Lorsqu'un chien se concentre sur une odeur, son nez exécute une danse chorégraphiée :un mouvement rapide suivi de reniflements rythmés pouvant atteindre jusqu'à 200 par minute lors d'un suivi intense, contre environ 30 par minute lorsque le chien marche simplement. Ce reniflement rapide attire les molécules volatiles dans les voies nasales, créant ainsi des micro-flux d'air qui aident le chien à échantillonner l'environnement plus efficacement.
Contrairement aux humains, les chiens peuvent acheminer l’air inhalé via un canal olfactif dédié. Bien que ces mêmes narines gèrent la respiration, elles peuvent également détourner l’air vers l’épithélium olfactif et même évacuer l’excès d’air par les fentes latérales. Ce système à double voie permet aux chiens de garder le flux odorant frais et empêche l'accumulation d'odeurs qui autrement submergeraient le nez.
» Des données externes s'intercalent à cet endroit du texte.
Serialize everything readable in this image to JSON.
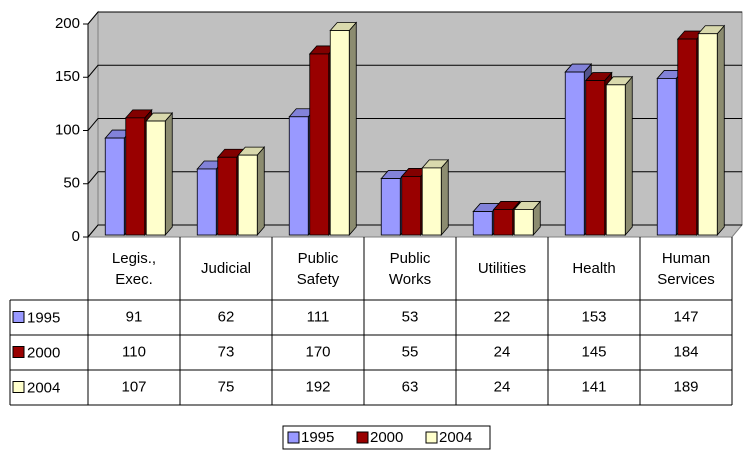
{
  "chart_data": {
    "type": "bar",
    "categories": [
      "Legis., Exec.",
      "Judicial",
      "Public Safety",
      "Public Works",
      "Utilities",
      "Health",
      "Human Services"
    ],
    "series": [
      {
        "name": "1995",
        "color": "#9999ff",
        "values": [
          91,
          62,
          111,
          53,
          22,
          153,
          147
        ]
      },
      {
        "name": "2000",
        "color": "#990000",
        "values": [
          110,
          73,
          170,
          55,
          24,
          145,
          184
        ]
      },
      {
        "name": "2004",
        "color": "#ffffcc",
        "values": [
          107,
          75,
          192,
          63,
          24,
          141,
          189
        ]
      }
    ],
    "ylim": [
      0,
      200
    ],
    "yticks": [
      0,
      50,
      100,
      150,
      200
    ],
    "grid": true,
    "data_table": true,
    "legend": "bottom"
  }
}
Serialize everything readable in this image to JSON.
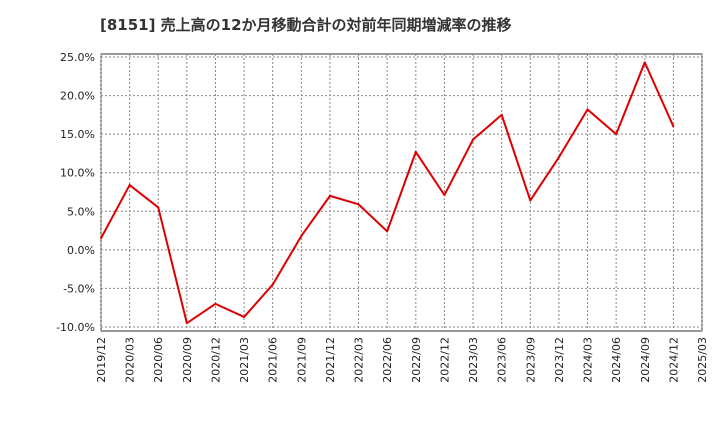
{
  "chart_data": {
    "type": "line",
    "title": "[8151]  売上高の12か月移動合計の対前年同期増減率の推移",
    "xlabel": "",
    "ylabel": "",
    "ylim": [
      -10.0,
      25.0
    ],
    "y_ticks": [
      25.0,
      20.0,
      15.0,
      10.0,
      5.0,
      0.0,
      -5.0,
      -10.0
    ],
    "y_tick_labels": [
      "25.0%",
      "20.0%",
      "15.0%",
      "10.0%",
      "5.0%",
      "0.0%",
      "-5.0%",
      "-10.0%"
    ],
    "x_tick_labels": [
      "2019/12",
      "2020/03",
      "2020/06",
      "2020/09",
      "2020/12",
      "2021/03",
      "2021/06",
      "2021/09",
      "2021/12",
      "2022/03",
      "2022/06",
      "2022/09",
      "2022/12",
      "2023/03",
      "2023/06",
      "2023/09",
      "2023/12",
      "2024/03",
      "2024/06",
      "2024/09",
      "2024/12",
      "2025/03"
    ],
    "grid": true,
    "series": [
      {
        "name": "対前年同期増減率",
        "color": "#dd0000",
        "x": [
          "2019/12",
          "2020/03",
          "2020/06",
          "2020/09",
          "2020/12",
          "2021/03",
          "2021/06",
          "2021/09",
          "2021/12",
          "2022/03",
          "2022/06",
          "2022/09",
          "2022/12",
          "2023/03",
          "2023/06",
          "2023/09",
          "2023/12",
          "2024/03",
          "2024/06",
          "2024/09",
          "2024/12"
        ],
        "values": [
          1.5,
          8.4,
          5.5,
          -9.5,
          -7.0,
          -8.7,
          -4.5,
          1.8,
          7.0,
          5.9,
          2.4,
          12.7,
          7.1,
          14.3,
          17.5,
          6.4,
          12.0,
          18.2,
          15.0,
          24.3,
          16.0
        ]
      }
    ]
  }
}
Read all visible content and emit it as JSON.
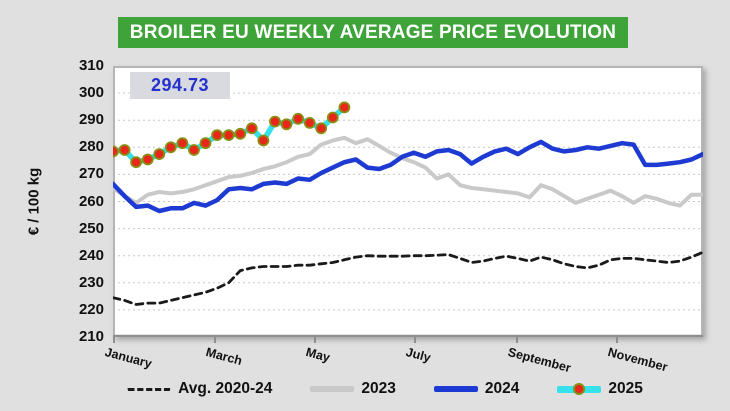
{
  "colors": {
    "page_bg": "#e0e0e0",
    "title_bg": "#3ea339",
    "title_text": "#ffffff",
    "annotation_bg": "#d9dae0",
    "annotation_text": "#2531cc",
    "grid": "#c9c9c9",
    "frame": "#b5b5b5",
    "axis_line": "#8f8f8f",
    "axis_text": "#111111"
  },
  "chart_data": {
    "type": "line",
    "title": "BROILER EU WEEKLY AVERAGE PRICE EVOLUTION",
    "ylabel": "€ / 100 kg",
    "ylim": [
      210,
      310
    ],
    "ytick_step": 10,
    "x_weeks": 52,
    "grid": "horizontal dashed",
    "legend_position": "bottom",
    "annotation": {
      "text": "294.73",
      "series": "2025"
    },
    "xticks": [
      {
        "label": "January",
        "week": 1
      },
      {
        "label": "March",
        "week": 9.7
      },
      {
        "label": "May",
        "week": 18.4
      },
      {
        "label": "July",
        "week": 27
      },
      {
        "label": "September",
        "week": 35.8
      },
      {
        "label": "November",
        "week": 44.5
      }
    ],
    "series": [
      {
        "name": "Avg. 2020-24",
        "color": "#1a1a1a",
        "width": 2.8,
        "dash": "7 5",
        "values": [
          224.5,
          223.5,
          222,
          222.5,
          222.5,
          223.5,
          224.5,
          225.5,
          226.5,
          228,
          230,
          234.5,
          235.5,
          236,
          236,
          236,
          236.5,
          236.5,
          237,
          237.5,
          238.5,
          239.5,
          240,
          239.8,
          239.8,
          239.8,
          240,
          240,
          240.2,
          240.4,
          239,
          237.5,
          238,
          239,
          239.8,
          239,
          238,
          239.5,
          238.5,
          237,
          236,
          235.5,
          236.5,
          238.5,
          239,
          239,
          238.5,
          238,
          237.5,
          238,
          239.5,
          241.3
        ]
      },
      {
        "name": "2023",
        "color": "#c9c9c9",
        "width": 4,
        "values": [
          265,
          262,
          259.5,
          262.5,
          263.5,
          263,
          263.5,
          264.5,
          266,
          267.5,
          269,
          269.5,
          270.5,
          272,
          273,
          274.5,
          276.5,
          277.5,
          281,
          282.5,
          283.5,
          281.5,
          283,
          280.5,
          278,
          276,
          274.5,
          272.5,
          268.5,
          270,
          266,
          265,
          264.5,
          264,
          263.5,
          263,
          261.5,
          266,
          264.5,
          262,
          259.5,
          261,
          262.5,
          264,
          262,
          259.5,
          262,
          261,
          259.5,
          258.5,
          262.5,
          262.5
        ]
      },
      {
        "name": "2024",
        "color": "#1d3ad2",
        "width": 4.5,
        "values": [
          266.5,
          262,
          258,
          258.5,
          256.5,
          257.5,
          257.5,
          259.5,
          258.5,
          260.5,
          264.5,
          265,
          264.5,
          266.5,
          267,
          266.5,
          268.5,
          268,
          270.5,
          272.5,
          274.5,
          275.5,
          272.5,
          272,
          273.5,
          276.5,
          278,
          276.5,
          278.5,
          279,
          277.5,
          274,
          276.5,
          278.5,
          279.5,
          277.5,
          280,
          282,
          279.5,
          278.5,
          279,
          280,
          279.5,
          280.5,
          281.5,
          281,
          273.5,
          273.5,
          274,
          274.5,
          275.5,
          277.5
        ]
      },
      {
        "name": "2025",
        "color": "#35e1ea",
        "width": 5.5,
        "marker": {
          "fill": "#e8261a",
          "stroke": "#8a8e12",
          "r": 5
        },
        "values": [
          278.5,
          279,
          274.5,
          275.5,
          277.5,
          280,
          281.5,
          279,
          281.5,
          284.5,
          284.5,
          285,
          287,
          282.5,
          289.5,
          288.5,
          290.5,
          289,
          287,
          291,
          294.73
        ]
      }
    ]
  }
}
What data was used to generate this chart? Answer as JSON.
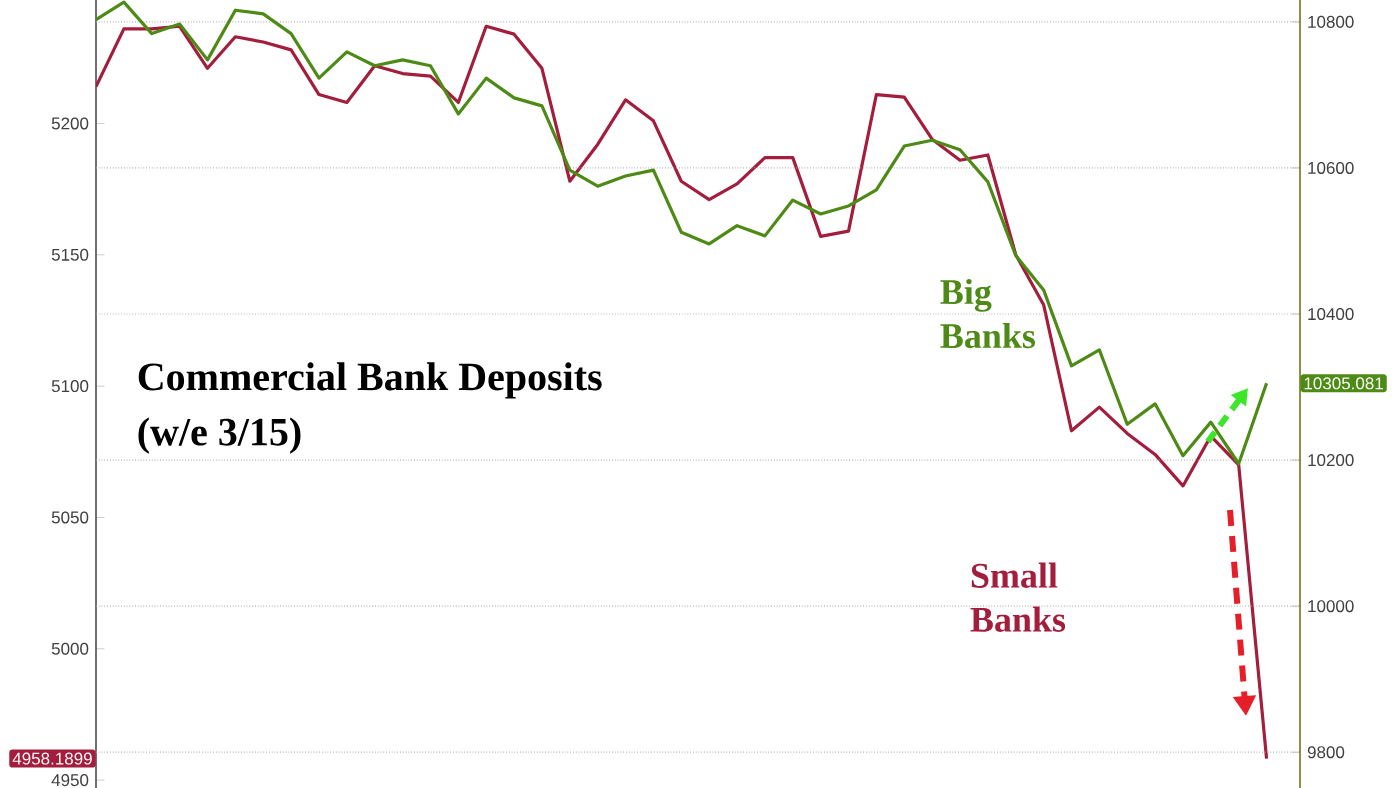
{
  "chart_data": {
    "type": "line",
    "title": "Commercial Bank Deposits",
    "subtitle": "(w/e 3/15)",
    "categories": [
      null,
      null,
      null,
      null,
      null,
      null,
      null,
      null,
      null,
      null,
      null,
      null,
      null,
      null,
      null,
      null,
      null,
      null,
      null,
      null,
      null,
      null,
      null,
      null,
      null,
      null,
      null,
      null,
      null,
      null,
      null,
      null,
      null,
      null,
      null,
      null,
      null,
      null,
      null,
      null,
      null,
      null,
      null
    ],
    "ylim": [
      4947,
      5247
    ],
    "yticks": [
      4950,
      5000,
      5050,
      5100,
      5150,
      5200
    ],
    "y2lim": [
      9751,
      10830
    ],
    "y2ticks": [
      9800,
      10000,
      10200,
      10400,
      10600,
      10800
    ],
    "grid": "y",
    "annotations": [
      "4958.1899",
      "10305.081"
    ],
    "legend": false,
    "marker": "none",
    "line_style": "solid",
    "series": [
      {
        "name": "Small Banks",
        "color": "#a31d3c",
        "values": [
          5214,
          5236,
          5236,
          5237,
          5221,
          5233,
          5231,
          5228,
          5211,
          5208,
          5222,
          5219,
          5218,
          5208,
          5237,
          5234,
          5221,
          5178,
          5192,
          5209,
          5201,
          5178,
          5171,
          5177,
          5187,
          5187,
          5157,
          5159,
          5211,
          5210,
          5194,
          5186,
          5188,
          5150,
          5131,
          5083,
          5092,
          5082,
          5074,
          5062,
          5081,
          5070,
          4958.1899
        ]
      },
      {
        "name": "Big Banks",
        "color": "#4e8a16",
        "axis": "y2",
        "values": [
          10803,
          10827,
          10784,
          10797,
          10748,
          10816,
          10811,
          10784,
          10723,
          10759,
          10740,
          10748,
          10740,
          10674,
          10723,
          10696,
          10685,
          10597,
          10575,
          10589,
          10597,
          10512,
          10496,
          10521,
          10507,
          10556,
          10537,
          10548,
          10570,
          10630,
          10638,
          10625,
          10581,
          10480,
          10433,
          10329,
          10351,
          10249,
          10277,
          10206,
          10252,
          10195,
          10305.081
        ]
      }
    ]
  }
}
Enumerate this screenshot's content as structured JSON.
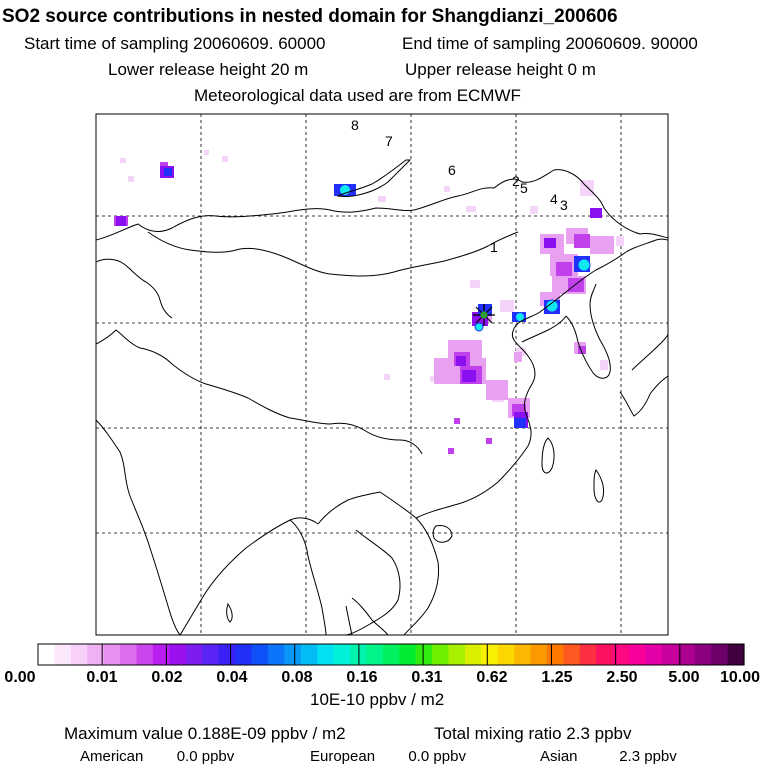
{
  "header": {
    "title": "SO2 source contributions in nested domain for Shangdianzi_200606",
    "start_time": "Start time of sampling 20060609. 60000",
    "end_time": "End time of sampling 20060609. 90000",
    "lower_release": "Lower release height   20 m",
    "upper_release": "Upper release height    0 m",
    "met_data": "Meteorological data used are from ECMWF"
  },
  "map": {
    "trajectory_labels": [
      "8",
      "7",
      "6",
      "5",
      "4",
      "3",
      "2",
      "1"
    ],
    "colors": {
      "coast": "#000000",
      "grid": "#000000",
      "station_marker": "#2aa02a"
    }
  },
  "colorbar": {
    "colors": [
      "#ffffff",
      "#fce8fc",
      "#f8d0f8",
      "#f0b0f4",
      "#e890f0",
      "#dc70ec",
      "#cc44ec",
      "#b81ef0",
      "#9c10f0",
      "#7c1cf0",
      "#5a24f4",
      "#3a20f4",
      "#2030f8",
      "#1050f8",
      "#0c74f8",
      "#0898f8",
      "#04bcf4",
      "#00e0f0",
      "#00f0d8",
      "#00f4b0",
      "#00f488",
      "#00f060",
      "#00ec30",
      "#30ec10",
      "#70f000",
      "#a8f000",
      "#d8f000",
      "#f8f000",
      "#fcd800",
      "#fcb800",
      "#fc9800",
      "#fc7800",
      "#fc5820",
      "#fc3040",
      "#fc1060",
      "#fc0880",
      "#f8009c",
      "#e400a8",
      "#c8009c",
      "#ac0090",
      "#8c0080",
      "#6c0068",
      "#400040"
    ],
    "ticks": [
      "0.00",
      "0.01",
      "0.02",
      "0.04",
      "0.08",
      "0.16",
      "0.31",
      "0.62",
      "1.25",
      "2.50",
      "5.00",
      "10.00"
    ],
    "units": "10E-10 ppbv / m2"
  },
  "summary": {
    "max_value": "Maximum value  0.188E-09 ppbv / m2",
    "total_mixing": "Total mixing ratio      2.3 ppbv",
    "american_label": "American",
    "american_value": "0.0 ppbv",
    "european_label": "European",
    "european_value": "0.0 ppbv",
    "asian_label": "Asian",
    "asian_value": "2.3 ppbv"
  }
}
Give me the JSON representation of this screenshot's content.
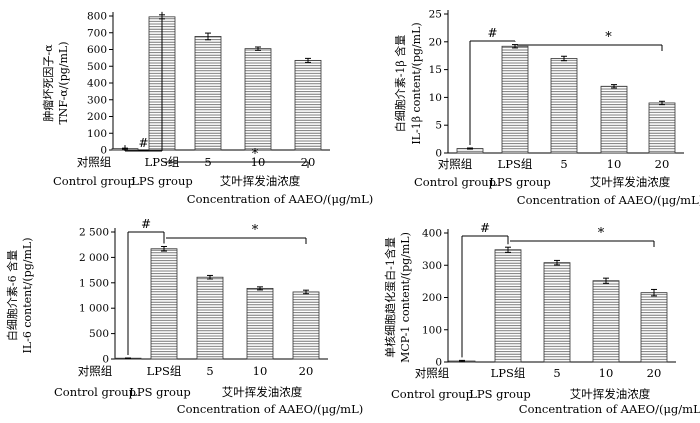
{
  "colors": {
    "ink": "#000000",
    "hatch": "#555555",
    "background": "#ffffff"
  },
  "chart_data": [
    {
      "type": "bar",
      "ylabel": [
        "肿瘤坏死因子-α",
        "TNF-α/(pg/mL)"
      ],
      "categories": [
        "对照组",
        "LPS组",
        "5",
        "10",
        "20"
      ],
      "category_sublabels": {
        "control": "Control group",
        "lps": "LPS group",
        "group": "艾叶挥发油浓度",
        "concentration": "Concentration of AAEO/(μg/mL)"
      },
      "values": [
        8,
        795,
        678,
        605,
        535
      ],
      "errors": [
        3,
        12,
        20,
        10,
        12
      ],
      "yticks": [
        "0",
        "100",
        "200",
        "300",
        "400",
        "500",
        "600",
        "700",
        "800"
      ],
      "ylim": [
        0,
        800
      ],
      "annotations": [
        "#",
        "*"
      ],
      "grid": false
    },
    {
      "type": "bar",
      "ylabel": [
        "白细胞介素-1β 含量",
        "IL-1β content/(pg/mL)"
      ],
      "categories": [
        "对照组",
        "LPS组",
        "5",
        "10",
        "20"
      ],
      "category_sublabels": {
        "control": "Control group",
        "lps": "LPS group",
        "group": "艾叶挥发油浓度",
        "concentration": "Concentration of AAEO/(μg/mL)"
      },
      "values": [
        0.8,
        19.2,
        17.0,
        12.0,
        9.0
      ],
      "errors": [
        0.1,
        0.3,
        0.4,
        0.3,
        0.3
      ],
      "yticks": [
        "0",
        "5",
        "10",
        "15",
        "20",
        "25"
      ],
      "ylim": [
        0,
        25
      ],
      "annotations": [
        "#",
        "*"
      ],
      "grid": false
    },
    {
      "type": "bar",
      "ylabel": [
        "白细胞介素-6 含量",
        "IL-6 content/(pg/mL)"
      ],
      "categories": [
        "对照组",
        "LPS组",
        "5",
        "10",
        "20"
      ],
      "category_sublabels": {
        "control": "Control group",
        "lps": "LPS group",
        "group": "艾叶挥发油浓度",
        "concentration": "Concentration of AAEO/(μg/mL)"
      },
      "values": [
        15,
        2170,
        1610,
        1390,
        1320
      ],
      "errors": [
        5,
        45,
        35,
        30,
        35
      ],
      "yticks": [
        "0",
        "500",
        "1 000",
        "1 500",
        "2 000",
        "2 500"
      ],
      "ylim": [
        0,
        2500
      ],
      "annotations": [
        "#",
        "*"
      ],
      "grid": false
    },
    {
      "type": "bar",
      "ylabel": [
        "单核细胞趋化蛋白-1含量",
        "MCP-1 content/(pg/mL)"
      ],
      "categories": [
        "对照组",
        "LPS组",
        "5",
        "10",
        "20"
      ],
      "category_sublabels": {
        "control": "Control group",
        "lps": "LPS group",
        "group": "艾叶挥发油浓度",
        "concentration": "Concentration of AAEO/(μg/mL)"
      },
      "values": [
        3,
        348,
        308,
        252,
        215
      ],
      "errors": [
        2,
        8,
        7,
        8,
        10
      ],
      "yticks": [
        "0",
        "100",
        "200",
        "300",
        "400"
      ],
      "ylim": [
        0,
        400
      ],
      "annotations": [
        "#",
        "*"
      ],
      "grid": false
    }
  ]
}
À l’intérieur du nez, un labyrinthe complexe de récepteurs – douze à quinze fois plus nombreux que chez l’homme – lie les molécules odorantes. L'épithélium olfactif est une feuille pliée et alambiquée, augmentant la surface et permettant au cerveau de détecter des différences subtiles dans la chimie des odeurs. Au-dessus du toit de la bouche, l'organe voméronasal (VNO) abrite des récepteurs supplémentaires qui répondent aux phéromones. Lorsqu'un chien renifle quelque chose comme l'urine d'une femelle, il lèche souvent l'odeur, « mangeant » efficacement l'odeur et dirigeant plus de molécules vers le VNO, ce qui influence le comportement social et reproductif.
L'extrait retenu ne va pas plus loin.